Be glad, I am weak at last. O liberating truth.
I never thought I would be so happy to confess:
I am lonely, afraid, not happy, unsatisfied, dirty, bloody, hard, and a mess.
But, I am! I am joyous to confess it!
I am what I am and I cannot change it!
Yes! It is true. I CANNOT CHANGE IT!
Liberty rings in these words, listen to it.

I, cannot change my dirty, rotten heart.
And man, it is rotten, no more hiding, no more clinging to the floaties.
I am a crusty, wrinkled, and deformed.
I do not have to hide it.
I am insecure and I do not think that I am cool.
No more, this is who I am.
I am in the light.

The blood of Jesus cleanses me.
Jesus gives me a new heart.
Jesus alone can change me. His loving touch restores me life.
His Spirit, his blood, his love.
You are strong! You are healing. You are tender.
Come and change me.
Your strength is far greater than my weakness!

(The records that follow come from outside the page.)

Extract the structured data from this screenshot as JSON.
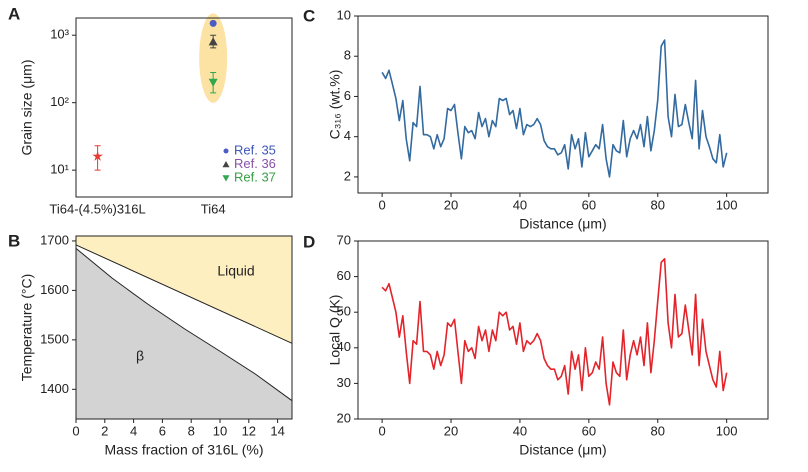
{
  "chart_data": [
    {
      "label": "A",
      "type": "scatter",
      "ylabel": "Grain size (μm)",
      "categories": [
        "Ti64-(4.5%)316L",
        "Ti64"
      ],
      "ylim": [
        4,
        1800
      ],
      "log_y": true,
      "yticks": [
        {
          "value": 10,
          "label": "10¹"
        },
        {
          "value": 100,
          "label": "10²"
        },
        {
          "value": 1000,
          "label": "10³"
        }
      ],
      "highlight_color": "#fce3a3",
      "legend": "lower right",
      "series": [
        {
          "color": "#e83a2e",
          "marker": "star",
          "values": [
            16,
            null
          ],
          "errors": [
            [
              6,
              7
            ],
            null
          ]
        },
        {
          "name": "Ref. 35",
          "color": "#4c5cc4",
          "label_color": "#3e58b8",
          "marker": "circle",
          "values": [
            null,
            1500
          ],
          "errors": [
            null,
            null
          ]
        },
        {
          "name": "Ref. 36",
          "color": "#444444",
          "label_color": "#8a52a8",
          "marker": "triangle",
          "values": [
            null,
            800
          ],
          "errors": [
            null,
            [
              150,
              200
            ]
          ]
        },
        {
          "name": "Ref. 37",
          "color": "#2fa84f",
          "label_color": "#37a046",
          "marker": "triangle-down",
          "values": [
            null,
            200
          ],
          "errors": [
            null,
            [
              60,
              80
            ]
          ]
        }
      ]
    },
    {
      "label": "B",
      "type": "area",
      "xlabel": "Mass fraction of 316L (%)",
      "ylabel": "Temperature (°C)",
      "xlim": [
        0,
        15
      ],
      "ylim": [
        1340,
        1710
      ],
      "xticks": [
        0,
        2,
        4,
        6,
        8,
        10,
        12,
        14
      ],
      "yticks": [
        1400,
        1500,
        1600,
        1700
      ],
      "annotations": [
        "Liquid",
        "β"
      ],
      "series": [
        {
          "color": "#222222",
          "fill": "#fdefc0",
          "fill_to": "top",
          "x": [
            0,
            15
          ],
          "values": [
            1692,
            1493
          ]
        },
        {
          "color": "#222222",
          "fill": "#d3d3d3",
          "fill_to": "bottom",
          "x": [
            0,
            2.5,
            5,
            7.5,
            10,
            12.5,
            15
          ],
          "values": [
            1685,
            1625,
            1572,
            1523,
            1477,
            1430,
            1377
          ]
        }
      ]
    },
    {
      "label": "C",
      "type": "line",
      "xlabel": "Distance (μm)",
      "ylabel": "C₃₁₆ (wt.%)",
      "xlim": [
        -7,
        112
      ],
      "ylim": [
        1.2,
        10
      ],
      "xticks": [
        0,
        20,
        40,
        60,
        80,
        100
      ],
      "yticks": [
        2,
        4,
        6,
        8,
        10
      ],
      "x": [
        0,
        1,
        2,
        3,
        4,
        5,
        6,
        7,
        8,
        9,
        10,
        11,
        12,
        13,
        14,
        15,
        16,
        17,
        18,
        19,
        20,
        21,
        22,
        23,
        24,
        25,
        26,
        27,
        28,
        29,
        30,
        31,
        32,
        33,
        34,
        35,
        36,
        37,
        38,
        39,
        40,
        41,
        42,
        43,
        44,
        45,
        46,
        47,
        48,
        49,
        50,
        51,
        52,
        53,
        54,
        55,
        56,
        57,
        58,
        59,
        60,
        61,
        62,
        63,
        64,
        65,
        66,
        67,
        68,
        69,
        70,
        71,
        72,
        73,
        74,
        75,
        76,
        77,
        78,
        79,
        80,
        81,
        82,
        83,
        84,
        85,
        86,
        87,
        88,
        89,
        90,
        91,
        92,
        93,
        94,
        95,
        96,
        97,
        98,
        99,
        100
      ],
      "series": [
        {
          "color": "#336aa0",
          "values": [
            7.2,
            6.9,
            7.3,
            6.6,
            5.9,
            4.8,
            5.8,
            3.9,
            2.8,
            4.7,
            4.5,
            6.5,
            4.1,
            4.1,
            4.0,
            3.4,
            4.1,
            3.5,
            3.9,
            5.4,
            5.3,
            5.6,
            4.2,
            2.9,
            4.5,
            4.2,
            4.3,
            3.9,
            5.2,
            4.5,
            4.9,
            4.0,
            4.8,
            4.5,
            5.9,
            5.8,
            5.9,
            5.1,
            5.3,
            4.4,
            5.4,
            4.1,
            4.6,
            4.5,
            4.6,
            4.9,
            4.6,
            3.8,
            3.5,
            3.4,
            3.4,
            3.1,
            3.2,
            3.6,
            2.4,
            4.1,
            3.4,
            3.9,
            2.5,
            4.2,
            3.0,
            3.3,
            3.6,
            3.4,
            4.6,
            2.9,
            2.0,
            3.6,
            3.3,
            3.2,
            4.8,
            3.0,
            3.9,
            4.3,
            3.9,
            4.6,
            3.5,
            5.0,
            3.3,
            4.3,
            5.8,
            8.5,
            8.8,
            5.0,
            4.0,
            6.1,
            4.5,
            4.6,
            5.6,
            4.7,
            3.9,
            6.8,
            3.4,
            5.3,
            4.0,
            3.5,
            2.9,
            2.7,
            4.1,
            2.5,
            3.2
          ]
        }
      ]
    },
    {
      "label": "D",
      "type": "line",
      "xlabel": "Distance (μm)",
      "ylabel": "Local Q (K)",
      "xlim": [
        -7,
        112
      ],
      "ylim": [
        20,
        70
      ],
      "xticks": [
        0,
        20,
        40,
        60,
        80,
        100
      ],
      "yticks": [
        20,
        30,
        40,
        50,
        60,
        70
      ],
      "x": [
        0,
        1,
        2,
        3,
        4,
        5,
        6,
        7,
        8,
        9,
        10,
        11,
        12,
        13,
        14,
        15,
        16,
        17,
        18,
        19,
        20,
        21,
        22,
        23,
        24,
        25,
        26,
        27,
        28,
        29,
        30,
        31,
        32,
        33,
        34,
        35,
        36,
        37,
        38,
        39,
        40,
        41,
        42,
        43,
        44,
        45,
        46,
        47,
        48,
        49,
        50,
        51,
        52,
        53,
        54,
        55,
        56,
        57,
        58,
        59,
        60,
        61,
        62,
        63,
        64,
        65,
        66,
        67,
        68,
        69,
        70,
        71,
        72,
        73,
        74,
        75,
        76,
        77,
        78,
        79,
        80,
        81,
        82,
        83,
        84,
        85,
        86,
        87,
        88,
        89,
        90,
        91,
        92,
        93,
        94,
        95,
        96,
        97,
        98,
        99,
        100
      ],
      "series": [
        {
          "color": "#e3242b",
          "values": [
            57,
            56,
            58,
            54,
            50,
            43,
            49,
            39,
            30,
            42,
            41,
            53,
            39,
            39,
            38,
            34,
            39,
            35,
            38,
            47,
            46,
            48,
            39,
            30,
            42,
            39,
            40,
            37,
            46,
            42,
            45,
            39,
            45,
            42,
            50,
            49,
            50,
            45,
            46,
            41,
            47,
            39,
            42,
            41,
            42,
            44,
            42,
            37,
            35,
            34,
            34,
            31,
            32,
            35,
            27,
            39,
            34,
            38,
            28,
            40,
            32,
            33,
            36,
            34,
            43,
            30,
            24,
            36,
            33,
            32,
            45,
            31,
            38,
            42,
            38,
            43,
            35,
            47,
            33,
            42,
            53,
            64,
            65,
            47,
            40,
            55,
            43,
            44,
            52,
            45,
            38,
            55,
            35,
            48,
            39,
            35,
            31,
            29,
            39,
            28,
            33
          ]
        }
      ]
    }
  ]
}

Wednesday, October 24, 2007

"Hurricane a Comin Hoist the Riggins"

First off if anyone can name the movie quote from which my title comes from, I will call you, and congradulate you on the phone (please leave you number, due to the fact I lose phones frequently I have a hard time keeping up with #s). I will gladly put a second, I went on a date with a girl on Friday...and it was real fun. I like her! However, intriging that might be, that is not the main reason I wanted to blog. This following information is crucial...maybe a little dramatic, it is for sure exciting. I believe that the season in my life is changing or about to change. I heard a song that stirred deep emotions today by John Mark McMillan, called "How He Loves". For my roomates (at A&M that is) this is my latest guy to like, he is up there with Misty and Jason Upton. The whole song is money but it is the first verse and the last one that gets me. The first

"He is jealous for me
Love's like a hurricane, I am a tree
Bending beneath the weight of His wind and mercy
When all of a sudden, I am unaware of these afflictions eclipsed by glory
and I realize just how beautiful You are and how great your affections are for me.
Oh, how He loves us so
Oh, how He loves us
How He loves us so.

The last verse:

Well, I thought about You the day Stephen died and You met me between my breaking
I know that I still love You, God, despite the agony
...they want to tell me You're cruel
But if Stephen could sing, he'd say it's not true, cause...Cause he loves us...

I believe that the next season for me entails being like the tree in verse one. I think his love that is like a hurricane and the weight of his wind and mercy are going to bend me. I am excited to love, to live, and to enjoy. I am even looking forward to the strain, the pain, the bending, and hurting it will entail. I will being living, breathing, enjoying; life. Finally, able to be loved. O I am so excited to be loved and to love in return. I am excited to have a heart that bleeds when it is cut. Rocks don't bleed, but flesh does. I am certain as well, that the Lord is going to have to remind me of this blog, when I am in pain and a mess in the floor, crying out for relief from the pain. I know this...but more and more I am learning he is with me, and does not want me to hurt, yet he does want a bride that hurts with him. Yes, yes let it be Lord!

Tuesday, October 9, 2007

Big Ball of ahhmy Gosh

Well, it has been a while since I have put anything out here in the big nothingness, or everything, I am not sure about what it is, the internet. I was not for certain what I was going to talk about today when I got on, I feel like I am a big ball of energy. I just keep fidgeting and being like ahhhh man, what I am going to do. However, as I typed that first line it made me think about the internet and how crazy it is. I cannot get past the fact that I can hit a button that says publish and it goes really to nowhere, but can be seen everywhere, by anyone that wants to see it. That is crazy to me. I mean think about wireless internet. It is floating around all around you or me, for sure, right now since I am on wireless, but probably you too, now-a-days There is limitless information in the room with me. I mean is that good for me. What does it do to me? This is crazy I mean crazy. Amen.